- The Washington Times - Saturday, October 5, 2002

Iraq has stockpiles of chemical and biological weapons in violation of U.N. resolutions and could deploy a nuclear bomb by the end of this decade, the CIA said in a report made public yesterday.
"If left unchecked, [Iraq] probably will have a nuclear weapon during this decade," the report said.
After U.N. weapons inspections ended in 1998, Iraq restarted its nuclear arms program, "maintained its chemical weapons effort, energized its missile program and invested more heavily in biological weapons," said the 25-page report titled "Iraq's Weapons of Mass Destruction Programs."
The CIA report was released yesterday as Congress debates a resolution to authorize President Bush to use force against Iraq and as the United Nations develops a new resolution that could lead to military action against Iraq.
Regarding missile developments, the report said Baghdad has violated the 93-mile range limit on missiles that was imposed by the United Nations. Iraq also is building unmanned aerial vehicles that will "allow for a more lethal means to deliver biological and, less likely, chemical warfare agents," the report said.
The report contains a photo of a Czech training jet that was converted into a pilotless drone. The drones could be outfitted to deliver chemical or biological weapons that "could threaten Iraq's neighbors, U.S. forces in the Persian Gulf, and the United States if brought close to, or into, the U.S. homeland," the report said.
Pentagon spokeswoman Victoria Clarke yesterday said Iraq has an active program of "denial and deception" aimed at hiding its weapons of mass destruction programs.
The report also revealed for the first time that Iraq is building specialized facilities that are part of a medium-range ballistic missile program.
It has deployed new al-Samoud and Ababil-100 short-range missiles that have ranges beyond the 93-mile limit imposed by the United Nations after the Gulf war.
The report said Saddam Hussein lacks the material to make nuclear weapons and probably does not have any nuclear arms but that "he remains intent on acquiring them."
If Baghdad succeeds in acquiring nuclear material that could be used as fuel for a weapon, "it could make a nuclear weapon within a year," the report said.
Iraq recently tried to buy special, high-strength metal tubes that are used to make fuel for nuclear weapons, the report said.
"All intelligence experts agree that Iraq is seeking nuclear weapons and that these tubes could be used in a centrifuge enrichment program," the report said.
Iraq has begun making chemical warfare agents again and probably has the blistering agent mustard gas and nerve agents sarin, cyclosarin and VX, the report said.
In addition to aerial bombs, artillery rockets and projectiles, the Iraqi military also has a limited number of chemical warheads for short-range missiles, including some extended-range Scud missiles, the report said.
As for biological arms, the report said Iraq has some lethal and incapacitating biological-weapons agents and could produce a variety of germ weapons, including anthrax, that could be dropped by bombs, missiles, aerial sprayers and covert operatives.
"All key aspects R&D;, production, and weaponization of Iraq's offensive biological weapons program are active and most elements are larger and more advanced than they were before the Gulf war," the report said.
Iraq also has a large hidden biological-agent-production capability in mobile facilities that can "evade detection, are highly survivable, and can exceed the production rates Iraq had prior to the Gulf war," the report said.
The report said Baghdad has refused to permit U.N. weapons inspections since 1998 and that electronic monitoring of suspected weapons sites is no longer operating.
Baghdad also has banned U.N. Security Council-mandated overflights by surveillance aircraft and limited inspections by the International Atomic Energy Agency, it said.
The report said the Iraqi government has diverted goods that were purchased legally under the U.N. oil-for-food program for military purposes.
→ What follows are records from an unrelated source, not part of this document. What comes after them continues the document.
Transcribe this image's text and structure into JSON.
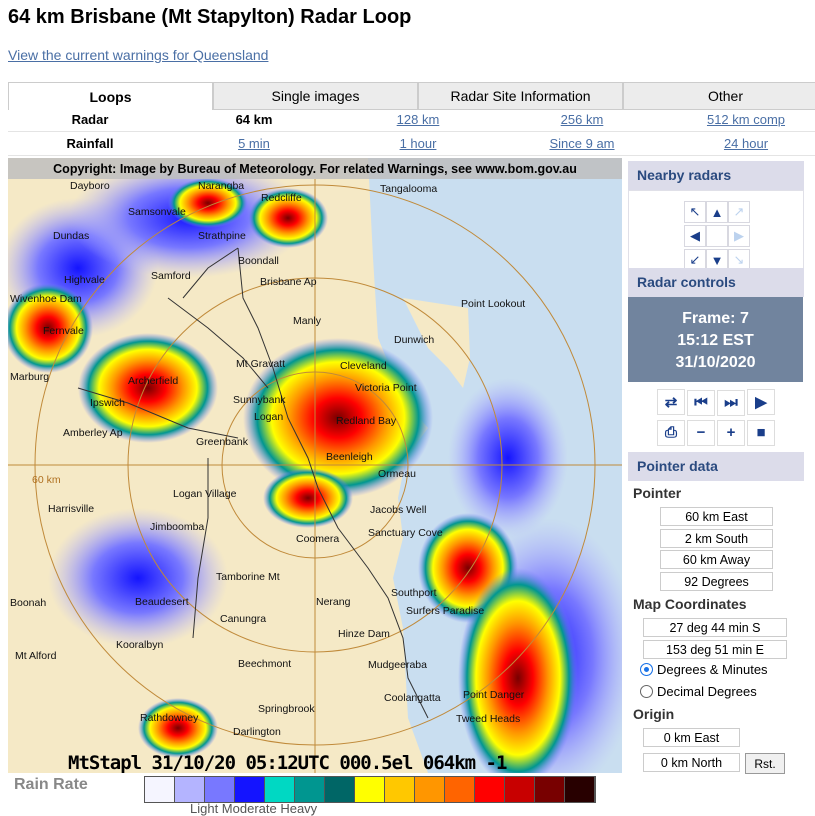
{
  "page": {
    "title": "64 km Brisbane (Mt Stapylton) Radar Loop",
    "warnings_link": "View the current warnings for Queensland"
  },
  "tabs": [
    "Loops",
    "Single images",
    "Radar Site Information",
    "Other"
  ],
  "radar_row": {
    "label": "Radar",
    "options": [
      "64 km",
      "128 km",
      "256 km",
      "512 km comp"
    ]
  },
  "rainfall_row": {
    "label": "Rainfall",
    "options": [
      "5 min",
      "1 hour",
      "Since 9 am",
      "24 hour"
    ]
  },
  "map": {
    "copyright": "Copyright: Image by Bureau of Meteorology. For related Warnings, see www.bom.gov.au",
    "stamp": "MtStapl 31/10/20 05:12UTC 000.5el 064km -1",
    "range_label": "60 km",
    "places": [
      "Dayboro",
      "Narangba",
      "Samsonvale",
      "Redcliffe",
      "Tangalooma",
      "Dundas",
      "Strathpine",
      "Boondall",
      "Highvale",
      "Samford",
      "Brisbane Ap",
      "Point Lookout",
      "Wivenhoe Dam",
      "Manly",
      "Fernvale",
      "Dunwich",
      "Mt Gravatt",
      "Cleveland",
      "Marburg",
      "Archerfield",
      "Victoria Point",
      "Sunnybank",
      "Ipswich",
      "Logan",
      "Redland Bay",
      "Amberley Ap",
      "Greenbank",
      "Beenleigh",
      "Logan Village",
      "Harrisville",
      "Jacobs Well",
      "Jimboomba",
      "Sanctuary Cove",
      "Coomera",
      "Tamborine Mt",
      "Southport",
      "Boonah",
      "Beaudesert",
      "Nerang",
      "Surfers Paradise",
      "Canungra",
      "Hinze Dam",
      "Kooralbyn",
      "Mt Alford",
      "Mudgeeraba",
      "Beechmont",
      "Coolangatta",
      "Point Danger",
      "Springbrook",
      "Tweed Heads",
      "Rathdowney",
      "Darlington",
      "Ormeau"
    ]
  },
  "legend": {
    "title": "Rain Rate",
    "words": "Light      Moderate      Heavy",
    "colors": [
      "#f5f5ff",
      "#b4b4ff",
      "#7878ff",
      "#1414ff",
      "#00d8c3",
      "#009690",
      "#006666",
      "#ffff00",
      "#ffc800",
      "#ff9600",
      "#ff6400",
      "#ff0000",
      "#c80000",
      "#780000",
      "#280000"
    ]
  },
  "nearby": {
    "title": "Nearby radars"
  },
  "controls": {
    "title": "Radar controls",
    "frame": "Frame: 7",
    "time": "15:12 EST",
    "date": "31/10/2020"
  },
  "pointer": {
    "title": "Pointer data",
    "pointer_label": "Pointer",
    "east": "60 km East",
    "south": "2 km South",
    "away": "60 km Away",
    "degrees": "92 Degrees",
    "map_coords_label": "Map Coordinates",
    "lat": "27 deg 44 min S",
    "lon": "153 deg 51 min E",
    "opt_dm": "Degrees & Minutes",
    "opt_dd": "Decimal Degrees",
    "origin_label": "Origin",
    "origin_east": "0 km East",
    "origin_north": "0 km North",
    "reset": "Rst."
  }
}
Some of the goods probably are being used for banned weapons programs, it said.
The report listed Iraq's use of chemical weapons against Iranians and Kurds in 1983 through 1987, causing thousands of casualties. The weapons included the blistering agent mustard gas and the nerve agent tabun.
Expanded chemical-weapons facilities include the Fallujah II facility that produces chlorine and phenol. The plants can be used for both water treatment and for making weapons, the report said.
The report also listed several "open-air" testing of biological weapons agents in 1988, 1989, 1990 and 1991. The agents tested included Bacillus subtilis, botulinum toxin and aflatoxin.
Iraq also has rebuilt and expanded a rocket-motor production and test facility.